Les joueurs allemands dorment dans les vestiaires

La France l'emporte deux buts à zéro face à l'Allemagne. Au coup de sifflet final à 23 h, de nombreux spectateurs sont refoulés à l'intérieur du stade : la sécurité n'est pas garantie à l'extérieur. Les spectateurs comprennent ce qui est en train de se passer. Quelques centaines d'entre eux se réfugieront sur la pelouse. Ils peuvent ensuite quitter peu à peu les lieux. Nombre d'entre eux rejoignent les transports en commun en chantant la Marseillaise en signe de résistance. Quant aux joueurs, ce n'est qu'au coup de sifflet final qu'ils apprennent que la France est attaquée, les chaînes de télévision sur le chemin du vestiaire étant en édition spéciale attentat. 
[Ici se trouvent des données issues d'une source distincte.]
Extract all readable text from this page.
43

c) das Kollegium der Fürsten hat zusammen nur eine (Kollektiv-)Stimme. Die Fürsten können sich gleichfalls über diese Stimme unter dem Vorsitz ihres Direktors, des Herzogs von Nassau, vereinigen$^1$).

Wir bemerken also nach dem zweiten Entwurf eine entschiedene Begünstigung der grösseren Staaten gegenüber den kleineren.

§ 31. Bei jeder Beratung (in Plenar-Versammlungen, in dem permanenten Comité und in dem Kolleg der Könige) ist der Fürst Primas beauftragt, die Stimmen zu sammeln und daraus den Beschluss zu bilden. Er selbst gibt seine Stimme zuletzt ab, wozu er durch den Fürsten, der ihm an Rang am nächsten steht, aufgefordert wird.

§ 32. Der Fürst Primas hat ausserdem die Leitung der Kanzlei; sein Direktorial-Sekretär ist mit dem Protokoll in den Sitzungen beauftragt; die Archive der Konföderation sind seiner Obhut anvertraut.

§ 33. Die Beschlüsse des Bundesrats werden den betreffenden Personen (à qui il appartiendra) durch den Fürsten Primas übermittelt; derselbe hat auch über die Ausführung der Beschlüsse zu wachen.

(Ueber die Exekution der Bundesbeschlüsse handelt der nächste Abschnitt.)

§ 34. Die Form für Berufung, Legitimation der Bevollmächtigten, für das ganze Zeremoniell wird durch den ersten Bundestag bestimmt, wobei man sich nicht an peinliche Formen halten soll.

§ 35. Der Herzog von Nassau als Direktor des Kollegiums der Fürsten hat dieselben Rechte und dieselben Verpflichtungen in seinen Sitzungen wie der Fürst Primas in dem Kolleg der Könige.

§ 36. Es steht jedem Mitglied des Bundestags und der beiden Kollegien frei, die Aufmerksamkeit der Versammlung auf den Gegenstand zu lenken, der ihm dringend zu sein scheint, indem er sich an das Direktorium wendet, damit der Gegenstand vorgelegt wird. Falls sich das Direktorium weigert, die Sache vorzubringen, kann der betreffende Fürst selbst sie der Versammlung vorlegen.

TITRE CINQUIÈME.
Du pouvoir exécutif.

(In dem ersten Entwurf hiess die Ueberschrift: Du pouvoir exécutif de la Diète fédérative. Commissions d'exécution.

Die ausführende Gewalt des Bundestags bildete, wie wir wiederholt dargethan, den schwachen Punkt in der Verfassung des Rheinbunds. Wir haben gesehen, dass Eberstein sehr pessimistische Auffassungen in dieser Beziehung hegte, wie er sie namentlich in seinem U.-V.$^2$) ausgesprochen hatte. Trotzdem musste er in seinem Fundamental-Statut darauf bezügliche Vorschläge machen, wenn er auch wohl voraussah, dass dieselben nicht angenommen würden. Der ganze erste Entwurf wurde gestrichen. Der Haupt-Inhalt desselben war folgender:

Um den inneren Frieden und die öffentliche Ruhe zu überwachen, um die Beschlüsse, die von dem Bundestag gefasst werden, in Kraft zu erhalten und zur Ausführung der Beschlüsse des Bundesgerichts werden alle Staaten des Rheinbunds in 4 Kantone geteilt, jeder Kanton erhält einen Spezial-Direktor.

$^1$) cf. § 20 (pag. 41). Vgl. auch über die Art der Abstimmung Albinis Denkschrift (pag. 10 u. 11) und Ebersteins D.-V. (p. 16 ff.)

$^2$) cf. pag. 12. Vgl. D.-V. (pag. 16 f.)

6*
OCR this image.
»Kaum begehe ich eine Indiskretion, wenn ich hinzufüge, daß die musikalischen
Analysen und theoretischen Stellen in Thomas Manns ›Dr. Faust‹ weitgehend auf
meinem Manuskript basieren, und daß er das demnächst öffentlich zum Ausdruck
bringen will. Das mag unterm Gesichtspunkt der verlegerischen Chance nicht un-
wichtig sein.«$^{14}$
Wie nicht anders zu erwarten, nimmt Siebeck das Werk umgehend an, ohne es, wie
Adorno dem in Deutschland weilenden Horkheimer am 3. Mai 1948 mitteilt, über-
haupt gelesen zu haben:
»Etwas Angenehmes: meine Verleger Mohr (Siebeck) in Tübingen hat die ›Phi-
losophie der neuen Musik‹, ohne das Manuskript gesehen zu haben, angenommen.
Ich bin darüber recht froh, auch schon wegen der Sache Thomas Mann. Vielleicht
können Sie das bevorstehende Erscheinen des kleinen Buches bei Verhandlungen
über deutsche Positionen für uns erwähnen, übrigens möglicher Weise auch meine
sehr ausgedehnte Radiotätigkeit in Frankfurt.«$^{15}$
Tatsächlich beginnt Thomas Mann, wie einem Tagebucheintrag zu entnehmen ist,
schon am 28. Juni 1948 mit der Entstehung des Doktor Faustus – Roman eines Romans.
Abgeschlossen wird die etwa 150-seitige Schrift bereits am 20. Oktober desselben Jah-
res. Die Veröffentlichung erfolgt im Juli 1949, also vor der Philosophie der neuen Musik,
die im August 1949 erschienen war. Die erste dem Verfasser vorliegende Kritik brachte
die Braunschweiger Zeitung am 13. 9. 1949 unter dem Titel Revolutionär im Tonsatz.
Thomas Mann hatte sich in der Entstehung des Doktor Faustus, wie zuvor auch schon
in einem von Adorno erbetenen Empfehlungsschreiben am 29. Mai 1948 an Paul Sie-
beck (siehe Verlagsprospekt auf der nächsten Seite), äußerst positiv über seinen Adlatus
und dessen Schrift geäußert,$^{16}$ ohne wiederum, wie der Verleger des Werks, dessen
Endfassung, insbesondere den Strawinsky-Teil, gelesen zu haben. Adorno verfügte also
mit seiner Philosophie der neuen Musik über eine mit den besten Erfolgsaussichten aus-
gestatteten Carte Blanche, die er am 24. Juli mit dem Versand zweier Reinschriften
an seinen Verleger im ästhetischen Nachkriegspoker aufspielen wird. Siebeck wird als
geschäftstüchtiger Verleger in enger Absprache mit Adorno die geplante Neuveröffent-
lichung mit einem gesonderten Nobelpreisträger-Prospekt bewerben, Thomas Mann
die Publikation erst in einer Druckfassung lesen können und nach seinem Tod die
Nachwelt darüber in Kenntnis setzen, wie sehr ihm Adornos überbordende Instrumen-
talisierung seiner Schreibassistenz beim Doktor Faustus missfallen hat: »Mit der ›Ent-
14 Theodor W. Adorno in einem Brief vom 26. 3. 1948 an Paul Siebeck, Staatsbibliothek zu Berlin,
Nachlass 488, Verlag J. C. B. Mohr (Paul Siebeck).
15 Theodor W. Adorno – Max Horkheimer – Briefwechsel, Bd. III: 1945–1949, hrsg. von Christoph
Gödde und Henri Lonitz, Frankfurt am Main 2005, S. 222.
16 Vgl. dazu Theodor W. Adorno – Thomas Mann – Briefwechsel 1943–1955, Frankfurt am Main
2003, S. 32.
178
"Les Allemands viennent aux nouvelles. Plusieurs joueurs se connaissent. Dans les couloirs, des joueurs français et allemands discutent, assis par terre. On voit des scènes de fraternisation, même si c'est un bien grand mot", raconte à l'AFP Philippe Tournon, le responsable presse de l'époque.

Avant trois heures du matin, une solution est trouvée pour la délégation allemande qui prendra un avion à Roissy vers 7h. En attendant, la Mannschaft décide de patienter dans le vestiaire pour des raisons de sécurité. On leur apporte quelques matelas et des boissons.

Lassana Diarra endeuillé 

Pas de point presse : les joueurs sont préoccupés par le sort de leurs proches. La sœur d'Antoine Griezmann est au Bataclan : elle en sortira indemne. Lassana Diarra, néanmoins, apprendra plus tard le décès d'une de ses cousines. Asta Diakité, circulait en voiture rue Bichat quand elle a été touchée mortellement par une des balles des terroristes. 

Les Français rentrent à Clairefontaine vers 4 h. Le 14 novembre, lorsqu'il faut reprendre le chemin des terrains, l'atmosphère est lourde. Faut-il ou pas jouer le match en Angleterre à peine trois jours plus tard ? Les joueurs sont partagés mais Noël Le Graët vient solennellement leur demander de s'engager. "Le président est arrivé en disant que le but des terroristes était de nous empêcher de vivre et de semer la terreur. Il a dit que les contacts étaient pris avec la Fédération anglaise et qu'il fallait jouer", conclut une source au sein du staff.

"Lass est touché dans sa chair. Il a tenu à rester. Il tient à ces valeurs de solidarité. Sa présence est rassurante", commente par ailleurs Didier Deschamps. "C'est la première fois en France qu'un stade est la cible d'un attentat... Le sport est un symbole dans la vie sociale, économique. Nous avons toujours considéré que c'était un honneur et une fierté de représenter ce pays, de porter ce maillot. Aujourd'hui, cette responsabilité est encore plus importante. Le sport est une représentation de l'union, de la diversité", avait poursuivi le coach des Bleus.